The departures, sackings and general tugging over the ropes of power stretched to almost every department at the club before even getting to the pitch, where barely half of Wenger’s final first-team squad remains.

And yet, despite such ruthless and wide-ranging changes, Arsenal are afflicted by the same age-old flaws. The defensive frailties, wild bouts of inconsistency, void of leadership, internal disputes and hostage contract scenarios that make up a familiar narrative. Glimpses of Mikel Arteta’s vision had begun to shine through before football’s suspension, but when play does resume Arsenal will still find themselves teetering dangerously on the brink of Europe.
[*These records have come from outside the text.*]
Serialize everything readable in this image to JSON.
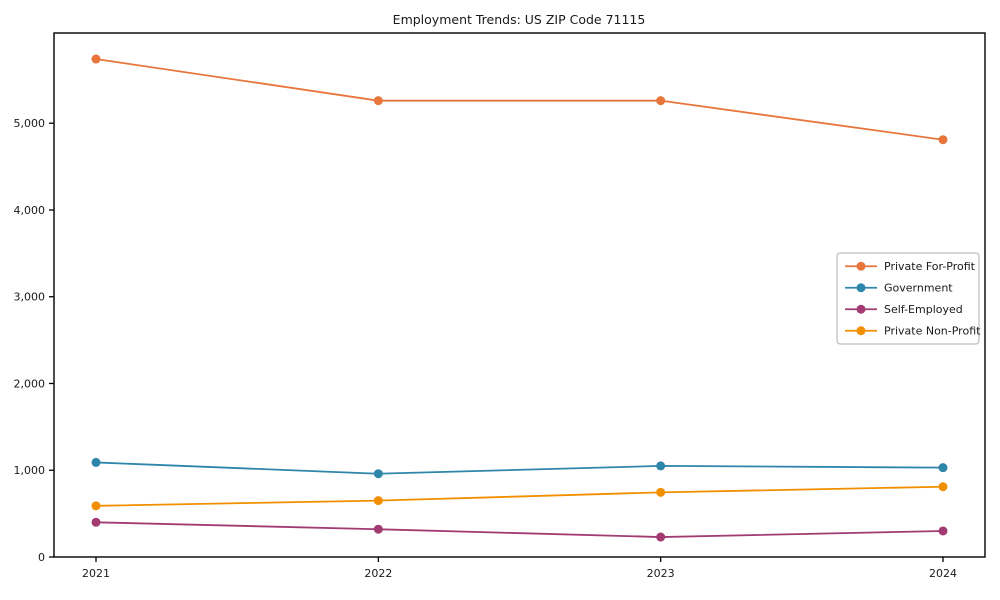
{
  "chart_data": {
    "type": "line",
    "title": "Employment Trends: US ZIP Code 71115",
    "x": [
      "2021",
      "2022",
      "2023",
      "2024"
    ],
    "xlabel": "",
    "ylabel": "",
    "ylim": [
      0,
      6040
    ],
    "yticks": [
      0,
      1000,
      2000,
      3000,
      4000,
      5000
    ],
    "ytick_labels": [
      "0",
      "1,000",
      "2,000",
      "3,000",
      "4,000",
      "5,000"
    ],
    "grid": false,
    "legend_position": "center-right",
    "series": [
      {
        "name": "Private For-Profit",
        "color": "#E8763C",
        "values": [
          5740,
          5260,
          5260,
          4810
        ]
      },
      {
        "name": "Government",
        "color": "#2E86AB",
        "values": [
          1090,
          960,
          1050,
          1030
        ]
      },
      {
        "name": "Self-Employed",
        "color": "#A23B72",
        "values": [
          400,
          320,
          230,
          300
        ]
      },
      {
        "name": "Private Non-Profit",
        "color": "#F18F01",
        "values": [
          590,
          650,
          745,
          810
        ]
      }
    ],
    "colors": {
      "spine": "#000000",
      "text": "#1a1a1a",
      "legend_border": "#b0b0b0",
      "background": "#ffffff"
    }
  }
}
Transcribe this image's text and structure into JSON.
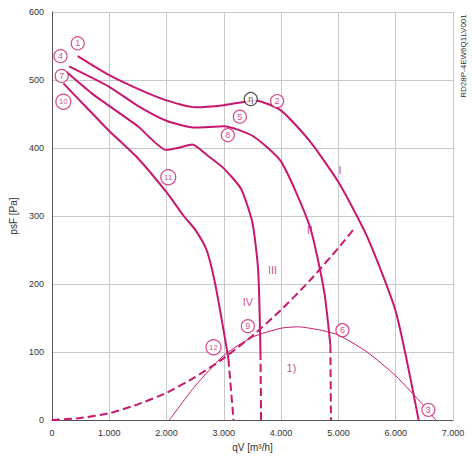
{
  "chart_data": {
    "type": "line",
    "x_label": "qV [m³/h]",
    "y_label": "psF [Pa]",
    "side_text": "RD28P-4EW6Q1LV001",
    "xlim": [
      0,
      7000
    ],
    "ylim": [
      0,
      600
    ],
    "xticks": [
      0,
      {
        "value": 1000,
        "label": "1.000"
      },
      {
        "value": 2000,
        "label": "2.000"
      },
      {
        "value": 3000,
        "label": "3.000"
      },
      {
        "value": 4000,
        "label": "4.000"
      },
      {
        "value": 5000,
        "label": "5.000"
      },
      {
        "value": 6000,
        "label": "6.000"
      },
      {
        "value": 7000,
        "label": "7.000"
      }
    ],
    "yticks": [
      0,
      100,
      200,
      300,
      400,
      500,
      600
    ],
    "grid": true,
    "series": [
      {
        "color": "#c8186e",
        "line_style": "solid",
        "values": [
          [
            450,
            535
          ],
          [
            1000,
            507
          ],
          [
            1500,
            487
          ],
          [
            2000,
            470
          ],
          [
            2500,
            460
          ],
          [
            3000,
            463
          ],
          [
            3550,
            470
          ],
          [
            4000,
            455
          ],
          [
            4500,
            410
          ],
          [
            5000,
            350
          ],
          [
            5500,
            270
          ],
          [
            6000,
            160
          ],
          [
            6400,
            0
          ]
        ]
      },
      {
        "color": "#c8186e",
        "line_style": "solid",
        "values": [
          [
            300,
            520
          ],
          [
            1000,
            490
          ],
          [
            1500,
            462
          ],
          [
            2000,
            440
          ],
          [
            2500,
            430
          ],
          [
            3000,
            432
          ],
          [
            3500,
            418
          ],
          [
            4000,
            380
          ],
          [
            4500,
            285
          ],
          [
            4750,
            190
          ],
          [
            4860,
            110
          ]
        ]
      },
      {
        "color": "#c8186e",
        "line_style": "dashed",
        "values": [
          [
            4860,
            110
          ],
          [
            4870,
            0
          ]
        ]
      },
      {
        "color": "#c8186e",
        "line_style": "solid",
        "values": [
          [
            250,
            512
          ],
          [
            700,
            480
          ],
          [
            1000,
            462
          ],
          [
            1500,
            432
          ],
          [
            2000,
            397
          ],
          [
            2200,
            400
          ],
          [
            2450,
            405
          ],
          [
            2700,
            390
          ],
          [
            3000,
            370
          ],
          [
            3300,
            340
          ],
          [
            3500,
            290
          ],
          [
            3600,
            220
          ],
          [
            3640,
            100
          ]
        ]
      },
      {
        "color": "#c8186e",
        "line_style": "dashed",
        "values": [
          [
            3640,
            100
          ],
          [
            3650,
            0
          ]
        ]
      },
      {
        "color": "#c8186e",
        "line_style": "solid",
        "values": [
          [
            200,
            495
          ],
          [
            600,
            460
          ],
          [
            1000,
            425
          ],
          [
            1500,
            385
          ],
          [
            2000,
            335
          ],
          [
            2300,
            300
          ],
          [
            2500,
            280
          ],
          [
            2700,
            250
          ],
          [
            2850,
            200
          ],
          [
            3000,
            130
          ],
          [
            3080,
            90
          ]
        ]
      },
      {
        "color": "#c8186e",
        "line_style": "dashed",
        "values": [
          [
            3080,
            90
          ],
          [
            3170,
            0
          ]
        ]
      },
      {
        "color": "#c8186e",
        "line_style": "dashed",
        "values": [
          [
            0,
            0
          ],
          [
            500,
            3
          ],
          [
            1000,
            10
          ],
          [
            1500,
            23
          ],
          [
            2000,
            40
          ],
          [
            2500,
            63
          ],
          [
            3000,
            91
          ],
          [
            3500,
            124
          ],
          [
            4000,
            162
          ],
          [
            4500,
            205
          ],
          [
            5000,
            253
          ],
          [
            5300,
            284
          ]
        ]
      },
      {
        "color": "#c8186e",
        "line_style": "thin",
        "values": [
          [
            2050,
            0
          ],
          [
            2500,
            50
          ],
          [
            3000,
            95
          ],
          [
            3500,
            122
          ],
          [
            4000,
            135
          ],
          [
            4300,
            137
          ],
          [
            4700,
            132
          ],
          [
            5000,
            125
          ],
          [
            5500,
            100
          ],
          [
            6000,
            65
          ],
          [
            6500,
            20
          ],
          [
            6700,
            0
          ]
        ]
      }
    ],
    "annotations": [
      {
        "text": "1",
        "x": 450,
        "y": 554,
        "marker": "circle",
        "color": "#c8186e"
      },
      {
        "text": "2",
        "x": 3930,
        "y": 469,
        "marker": "circle",
        "color": "#c8186e"
      },
      {
        "text": "3",
        "x": 6570,
        "y": 15,
        "marker": "circle",
        "color": "#c8186e"
      },
      {
        "text": "4",
        "x": 150,
        "y": 535,
        "marker": "circle",
        "color": "#c8186e"
      },
      {
        "text": "5",
        "x": 3280,
        "y": 446,
        "marker": "circle",
        "color": "#c8186e"
      },
      {
        "text": "6",
        "x": 5070,
        "y": 132,
        "marker": "circle",
        "color": "#c8186e"
      },
      {
        "text": "7",
        "x": 170,
        "y": 506,
        "marker": "circle",
        "color": "#c8186e"
      },
      {
        "text": "8",
        "x": 3070,
        "y": 419,
        "marker": "circle",
        "color": "#c8186e"
      },
      {
        "text": "9",
        "x": 3420,
        "y": 138,
        "marker": "circle",
        "color": "#c8186e"
      },
      {
        "text": "10",
        "x": 200,
        "y": 468,
        "marker": "circle",
        "color": "#c8186e"
      },
      {
        "text": "11",
        "x": 2030,
        "y": 357,
        "marker": "circle",
        "color": "#c8186e"
      },
      {
        "text": "12",
        "x": 2820,
        "y": 107,
        "marker": "circle",
        "color": "#c8186e"
      },
      {
        "text": "η",
        "x": 3470,
        "y": 472,
        "marker": "circle",
        "color": "#222222"
      },
      {
        "text": "I",
        "x": 5030,
        "y": 368,
        "marker": "none",
        "color": "#c8186e"
      },
      {
        "text": "II",
        "x": 4500,
        "y": 280,
        "marker": "none",
        "color": "#c8186e"
      },
      {
        "text": "III",
        "x": 3850,
        "y": 220,
        "marker": "none",
        "color": "#c8186e"
      },
      {
        "text": "IV",
        "x": 3420,
        "y": 173,
        "marker": "none",
        "color": "#c8186e"
      },
      {
        "text": "1)",
        "x": 4180,
        "y": 76,
        "marker": "none",
        "color": "#c8186e"
      }
    ]
  }
}
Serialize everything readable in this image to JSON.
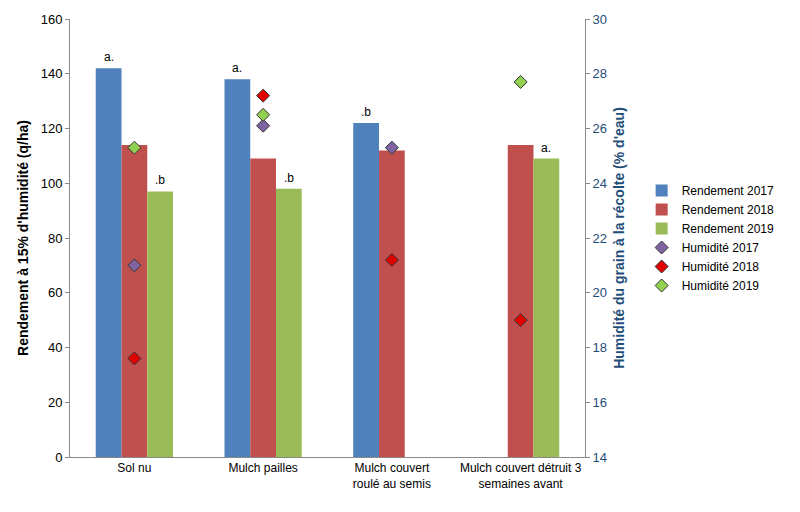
{
  "chart_data": {
    "type": "bar",
    "categories": [
      "Sol nu",
      "Mulch pailles",
      "Mulch couvert\nroulé au semis",
      "Mulch couvert détruit 3\nsemaines avant"
    ],
    "ylabel": "Rendement à 15% d'humidité (q/ha)",
    "y2label": "Humidité du grain à la récolte (% d'eau)",
    "ylim": [
      0,
      160
    ],
    "yticks": [
      0,
      20,
      40,
      60,
      80,
      100,
      120,
      140,
      160
    ],
    "y2lim": [
      14,
      30
    ],
    "y2ticks": [
      14,
      16,
      18,
      20,
      22,
      24,
      26,
      28,
      30
    ],
    "grid": false,
    "legend": "right",
    "series": [
      {
        "name": "Rendement 2017",
        "type": "bar",
        "color": "#4f81bd",
        "values": [
          142,
          138,
          122,
          null
        ],
        "annotations": [
          "a.",
          "a.",
          ".b",
          null
        ]
      },
      {
        "name": "Rendement 2018",
        "type": "bar",
        "color": "#c0504d",
        "values": [
          114,
          109,
          112,
          114
        ],
        "annotations": [
          null,
          null,
          null,
          null
        ]
      },
      {
        "name": "Rendement 2019",
        "type": "bar",
        "color": "#9bbb59",
        "values": [
          97,
          98,
          null,
          109
        ],
        "annotations": [
          ".b",
          ".b",
          null,
          "a."
        ]
      },
      {
        "name": "Humidité 2017",
        "type": "scatter",
        "marker": "diamond",
        "axis": "y2",
        "color": "#8064a2",
        "values": [
          21.0,
          26.1,
          25.3,
          null
        ]
      },
      {
        "name": "Humidité 2018",
        "type": "scatter",
        "marker": "diamond",
        "axis": "y2",
        "color": "#e00000",
        "values": [
          17.6,
          27.2,
          21.2,
          19.0
        ]
      },
      {
        "name": "Humidité 2019",
        "type": "scatter",
        "marker": "diamond",
        "axis": "y2",
        "color": "#92d050",
        "values": [
          25.3,
          26.5,
          null,
          27.7
        ]
      }
    ]
  }
}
History may paint Unai Emery’s tenure as time wasted. The sensible experienced option at a time when Arsenal craved a radical innovator. But really, he was a necessary buffer between old and new. A coach who'd bend and adjust while the club as a whole took on its new shape. The end was uncomfortable and acrimonious, a serial winner reduced to an outcast. But while those 18 months did little to heal the divide, it allowed the club time to dismantle “a system that had become built to fail”, as one staff member described it, and finally cement a new structure in place.

Arteta arrived, albeit under chaotic circumstances, with the promise to redefine standards, rip up bad habits and instil new ideas in the same way Wenger did all those years ago. The lockdown may have brought a halt to its implementation, but his discipline in training, ability to reunite the dressing room, and Guardiola-inspired approach had kickstarted a regime change to match what's already taken place off the pitch.

Two years on, it’s hard to claim Arsenal are any better off. But there is now at least the genuine feeling that the club is at the beginning of something new, with a figurehead to lead them into a new era and all the excitement of the unknown. It's a hope on the horizon that could just as easily sink as swim. But if the future can guarantee one thing, it will be anything but boring.